Alexander Ross is represented by David Nolan Gallery in New York. He has shown at Marianne Boesky Gallery, Paul Kasmin Gallery, Mary Boone Gallery, Derek Eller Gallery and Feature Inc., among others. He has also shown his work in London with Stephen Friedman Gallery, in Paris at Gallerie Hussenot, in Germany at Nolan Judin Berlin, and in Stockholm at Wetterling Gallery. Robert Storr wrote a feature article about Ross' work which appeared in ArtForum in 2003. Alexander's work was exhibited at the Biennial at Site Santa Fe 2004 in a show called "Our Grotesque”, curated by Robert Storr. In 2005 Alexander was one of the eight artists participating in the “Remote Viewing” show at The Whitney Museum of American Art in New York. Among the awards Ross has received are a Guggenheim Fellowship, a Louis Comfort Tiffany Award, an Art Production Fund Fellowship and Residency at the Musée Claude Monet in Giverny, France, and is a two time recipient of The Pollock-Krasner Foundation Grant.
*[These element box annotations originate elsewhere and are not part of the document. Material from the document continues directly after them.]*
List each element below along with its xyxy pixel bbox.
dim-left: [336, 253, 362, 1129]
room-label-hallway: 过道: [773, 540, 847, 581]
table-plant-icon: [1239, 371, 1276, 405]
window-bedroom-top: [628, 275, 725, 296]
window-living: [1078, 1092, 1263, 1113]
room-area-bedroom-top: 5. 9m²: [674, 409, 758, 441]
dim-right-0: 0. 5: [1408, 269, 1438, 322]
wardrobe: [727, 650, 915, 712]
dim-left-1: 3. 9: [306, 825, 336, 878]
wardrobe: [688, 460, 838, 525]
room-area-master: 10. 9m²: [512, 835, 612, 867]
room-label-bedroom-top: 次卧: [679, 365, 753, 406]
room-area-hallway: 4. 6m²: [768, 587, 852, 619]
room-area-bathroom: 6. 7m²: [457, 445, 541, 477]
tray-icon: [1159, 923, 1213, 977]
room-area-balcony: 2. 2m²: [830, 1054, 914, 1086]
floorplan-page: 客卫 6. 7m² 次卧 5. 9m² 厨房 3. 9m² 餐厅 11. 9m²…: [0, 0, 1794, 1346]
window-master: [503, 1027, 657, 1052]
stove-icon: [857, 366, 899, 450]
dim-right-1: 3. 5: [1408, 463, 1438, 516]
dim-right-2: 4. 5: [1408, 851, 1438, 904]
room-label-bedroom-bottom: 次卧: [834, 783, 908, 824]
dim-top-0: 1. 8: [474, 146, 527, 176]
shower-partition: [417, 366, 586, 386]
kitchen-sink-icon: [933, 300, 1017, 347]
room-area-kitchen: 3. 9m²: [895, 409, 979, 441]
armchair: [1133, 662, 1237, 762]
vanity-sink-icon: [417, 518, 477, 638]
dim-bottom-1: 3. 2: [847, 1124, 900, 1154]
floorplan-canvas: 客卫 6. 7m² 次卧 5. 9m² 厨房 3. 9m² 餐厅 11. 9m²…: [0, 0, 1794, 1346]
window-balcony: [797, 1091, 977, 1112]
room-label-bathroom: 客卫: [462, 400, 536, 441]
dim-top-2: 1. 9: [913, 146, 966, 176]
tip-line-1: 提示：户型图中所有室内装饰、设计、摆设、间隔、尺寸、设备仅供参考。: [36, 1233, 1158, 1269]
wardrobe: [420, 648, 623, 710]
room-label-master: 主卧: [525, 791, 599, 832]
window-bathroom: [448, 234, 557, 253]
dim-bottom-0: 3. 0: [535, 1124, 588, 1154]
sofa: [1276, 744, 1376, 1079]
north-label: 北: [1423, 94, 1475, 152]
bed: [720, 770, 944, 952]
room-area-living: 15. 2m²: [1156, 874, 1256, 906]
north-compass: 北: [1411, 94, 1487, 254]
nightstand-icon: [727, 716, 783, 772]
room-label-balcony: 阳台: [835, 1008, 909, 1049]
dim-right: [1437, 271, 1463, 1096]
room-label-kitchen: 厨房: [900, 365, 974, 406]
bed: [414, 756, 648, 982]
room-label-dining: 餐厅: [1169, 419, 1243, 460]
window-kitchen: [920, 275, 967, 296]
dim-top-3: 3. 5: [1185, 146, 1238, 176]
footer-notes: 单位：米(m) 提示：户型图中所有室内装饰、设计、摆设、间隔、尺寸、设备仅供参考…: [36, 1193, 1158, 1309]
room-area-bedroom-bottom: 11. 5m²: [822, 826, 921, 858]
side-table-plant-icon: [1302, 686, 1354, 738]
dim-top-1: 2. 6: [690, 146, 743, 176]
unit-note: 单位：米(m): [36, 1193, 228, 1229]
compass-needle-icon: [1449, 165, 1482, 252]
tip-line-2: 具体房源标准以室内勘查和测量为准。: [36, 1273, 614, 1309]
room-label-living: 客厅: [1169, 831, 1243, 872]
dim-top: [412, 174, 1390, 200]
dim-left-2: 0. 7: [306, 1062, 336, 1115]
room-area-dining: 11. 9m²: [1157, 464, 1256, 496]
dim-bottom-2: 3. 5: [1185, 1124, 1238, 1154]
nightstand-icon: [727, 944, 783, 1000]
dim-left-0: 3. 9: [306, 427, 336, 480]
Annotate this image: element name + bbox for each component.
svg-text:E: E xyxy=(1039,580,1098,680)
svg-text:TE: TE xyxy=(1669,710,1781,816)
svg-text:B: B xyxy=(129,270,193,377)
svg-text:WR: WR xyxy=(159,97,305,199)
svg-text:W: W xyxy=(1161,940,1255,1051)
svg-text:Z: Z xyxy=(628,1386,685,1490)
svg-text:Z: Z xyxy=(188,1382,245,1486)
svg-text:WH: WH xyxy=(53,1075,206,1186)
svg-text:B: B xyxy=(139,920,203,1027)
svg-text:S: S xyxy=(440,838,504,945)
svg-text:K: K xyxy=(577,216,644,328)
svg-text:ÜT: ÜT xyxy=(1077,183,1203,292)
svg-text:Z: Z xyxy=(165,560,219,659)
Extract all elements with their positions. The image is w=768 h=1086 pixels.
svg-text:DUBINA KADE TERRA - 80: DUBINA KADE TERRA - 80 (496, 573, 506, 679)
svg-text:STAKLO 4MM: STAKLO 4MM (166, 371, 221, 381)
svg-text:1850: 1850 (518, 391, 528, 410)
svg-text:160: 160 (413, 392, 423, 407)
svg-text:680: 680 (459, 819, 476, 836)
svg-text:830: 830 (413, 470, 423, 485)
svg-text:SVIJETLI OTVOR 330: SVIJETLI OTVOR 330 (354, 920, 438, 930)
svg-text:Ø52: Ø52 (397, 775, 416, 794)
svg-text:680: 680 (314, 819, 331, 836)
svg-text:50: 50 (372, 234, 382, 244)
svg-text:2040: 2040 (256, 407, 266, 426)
Randy Wray (b.1965, NC) is an artist living and working in Brooklyn, NY. His paintings and sculptures have been exhibited at the Weatherspoon Art Museum, NC; Galeria Camargo Vilaça, São Paulo; White Columns, NY; Greenville County Art Museum, SC; MoMA PS1, NY; Cranbrook Art Museum, MI; Socrates Sculpture Park, NY; and Kohler Arts Center, WI. Wray is the recipient of awards including a Guggenheim Fellowship, a Gottlieb Grant, a NYFA Painting Fellowship, a Lillian Orlowsky and William Freed Grant, and the Inaugural Irving Sandler Prize.